SHF: Small: Supporting Regular Expression Testing, Search, Repair, Comprehension, and Maintenance

Date:

Abstract: Many aspects of our economy rely heavily on software working correctly. However, software errors are common, routinely cause security breaches, and cost our economy billions of dollars annually. Despite the well-known high costs of software errors, the software industry struggles to overcome this challenge, as new errors are reported faster than they can be fixed. Recent research has demonstrated the potential of automated program repair techniques to address this challenge. In this research, we develop new techniques to fix software errors and implement new features automatically. The challenge is to fix code while not breaking other functionality, and to work toward repairing code of increasing complexity.

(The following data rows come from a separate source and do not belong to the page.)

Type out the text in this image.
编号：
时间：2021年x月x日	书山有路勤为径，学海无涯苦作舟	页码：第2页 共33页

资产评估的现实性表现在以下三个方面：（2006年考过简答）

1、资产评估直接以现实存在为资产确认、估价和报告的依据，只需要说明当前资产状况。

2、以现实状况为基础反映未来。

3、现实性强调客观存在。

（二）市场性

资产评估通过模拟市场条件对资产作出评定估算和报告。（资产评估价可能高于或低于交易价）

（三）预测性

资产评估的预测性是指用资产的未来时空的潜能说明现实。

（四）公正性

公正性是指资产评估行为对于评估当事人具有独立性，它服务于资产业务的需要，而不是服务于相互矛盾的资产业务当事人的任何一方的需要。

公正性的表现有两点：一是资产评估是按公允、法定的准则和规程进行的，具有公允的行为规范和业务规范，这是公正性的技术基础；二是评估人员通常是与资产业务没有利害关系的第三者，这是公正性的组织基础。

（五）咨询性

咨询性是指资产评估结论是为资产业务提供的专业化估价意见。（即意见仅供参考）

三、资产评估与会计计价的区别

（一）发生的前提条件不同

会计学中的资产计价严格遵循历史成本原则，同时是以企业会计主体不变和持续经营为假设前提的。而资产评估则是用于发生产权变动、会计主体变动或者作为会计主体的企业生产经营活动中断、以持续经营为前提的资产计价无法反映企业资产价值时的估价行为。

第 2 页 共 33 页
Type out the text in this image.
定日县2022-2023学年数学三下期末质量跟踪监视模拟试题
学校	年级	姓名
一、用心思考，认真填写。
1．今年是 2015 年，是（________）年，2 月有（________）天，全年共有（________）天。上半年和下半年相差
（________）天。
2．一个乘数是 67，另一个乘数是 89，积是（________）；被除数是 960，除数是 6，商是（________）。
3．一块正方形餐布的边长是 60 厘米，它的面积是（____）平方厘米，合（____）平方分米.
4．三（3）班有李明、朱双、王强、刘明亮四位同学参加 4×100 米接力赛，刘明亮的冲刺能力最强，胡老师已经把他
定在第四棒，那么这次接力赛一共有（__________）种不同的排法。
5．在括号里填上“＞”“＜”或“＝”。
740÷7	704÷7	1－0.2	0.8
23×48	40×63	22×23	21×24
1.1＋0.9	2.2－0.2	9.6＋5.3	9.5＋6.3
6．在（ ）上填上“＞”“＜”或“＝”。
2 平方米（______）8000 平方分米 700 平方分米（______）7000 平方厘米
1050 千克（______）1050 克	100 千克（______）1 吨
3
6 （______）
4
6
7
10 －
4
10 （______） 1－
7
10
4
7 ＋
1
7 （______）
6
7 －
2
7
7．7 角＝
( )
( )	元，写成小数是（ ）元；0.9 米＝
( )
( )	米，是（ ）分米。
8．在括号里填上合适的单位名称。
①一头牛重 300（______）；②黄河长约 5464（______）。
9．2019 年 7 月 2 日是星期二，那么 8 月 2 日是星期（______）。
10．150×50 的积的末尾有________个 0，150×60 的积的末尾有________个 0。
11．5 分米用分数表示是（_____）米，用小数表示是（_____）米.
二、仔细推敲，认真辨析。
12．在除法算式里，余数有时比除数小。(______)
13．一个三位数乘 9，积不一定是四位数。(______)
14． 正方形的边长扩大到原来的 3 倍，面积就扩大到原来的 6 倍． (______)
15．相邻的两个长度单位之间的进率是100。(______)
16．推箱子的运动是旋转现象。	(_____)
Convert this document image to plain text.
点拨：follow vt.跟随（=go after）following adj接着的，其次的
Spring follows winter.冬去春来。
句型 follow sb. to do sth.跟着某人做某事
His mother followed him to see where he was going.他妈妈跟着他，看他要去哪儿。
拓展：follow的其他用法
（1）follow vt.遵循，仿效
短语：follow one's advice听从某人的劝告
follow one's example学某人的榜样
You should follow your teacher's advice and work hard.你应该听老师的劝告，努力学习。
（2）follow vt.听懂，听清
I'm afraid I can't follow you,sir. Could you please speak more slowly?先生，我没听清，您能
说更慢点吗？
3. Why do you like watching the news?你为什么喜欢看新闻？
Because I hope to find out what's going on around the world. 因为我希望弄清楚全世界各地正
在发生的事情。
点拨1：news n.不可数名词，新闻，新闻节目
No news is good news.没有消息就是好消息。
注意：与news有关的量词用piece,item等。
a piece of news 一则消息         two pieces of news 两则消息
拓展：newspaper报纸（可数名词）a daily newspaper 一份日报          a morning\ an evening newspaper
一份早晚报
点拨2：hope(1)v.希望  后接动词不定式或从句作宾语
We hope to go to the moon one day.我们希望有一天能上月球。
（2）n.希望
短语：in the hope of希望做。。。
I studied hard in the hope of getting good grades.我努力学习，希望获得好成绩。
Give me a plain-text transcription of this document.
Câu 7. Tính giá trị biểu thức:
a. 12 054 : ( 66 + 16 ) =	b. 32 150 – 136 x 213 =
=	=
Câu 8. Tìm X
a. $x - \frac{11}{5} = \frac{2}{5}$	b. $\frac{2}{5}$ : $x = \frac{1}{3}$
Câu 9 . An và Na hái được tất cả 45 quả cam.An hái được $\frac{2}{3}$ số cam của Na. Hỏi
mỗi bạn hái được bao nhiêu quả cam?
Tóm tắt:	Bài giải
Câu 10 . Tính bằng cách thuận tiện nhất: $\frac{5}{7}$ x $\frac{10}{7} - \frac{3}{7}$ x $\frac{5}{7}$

The approach takes advantage of the high availability of open-source code that already implements many functions required for a new software project. The approach is to search for relevant code in open-source projects, adapt that code to its new context using automated software repair and generation techniques, and then validate the changed software. A key component of the approach is semantic code search, which queries large databases of code to find code snippets that satisfy a behavioral specification. The project develops novel techniques that (1) encode large, searchable bodies of code as behavioral profiles, (2) localize bugs and features to code blocks, modules, and components, (3) extract the desired behavioral profiles of those blocks, modules, and components, (4) use the extracted profiles to search the database for potential patches, (5) adapt the potential patches to fit into the code context, and (6) validate the potential patches. The project focuses on producing high-quality code, verifying that the injected code does not break existing functionality. The broader impacts come mainly from goal of radically improving software productivity through reuse and adaptation of existing code.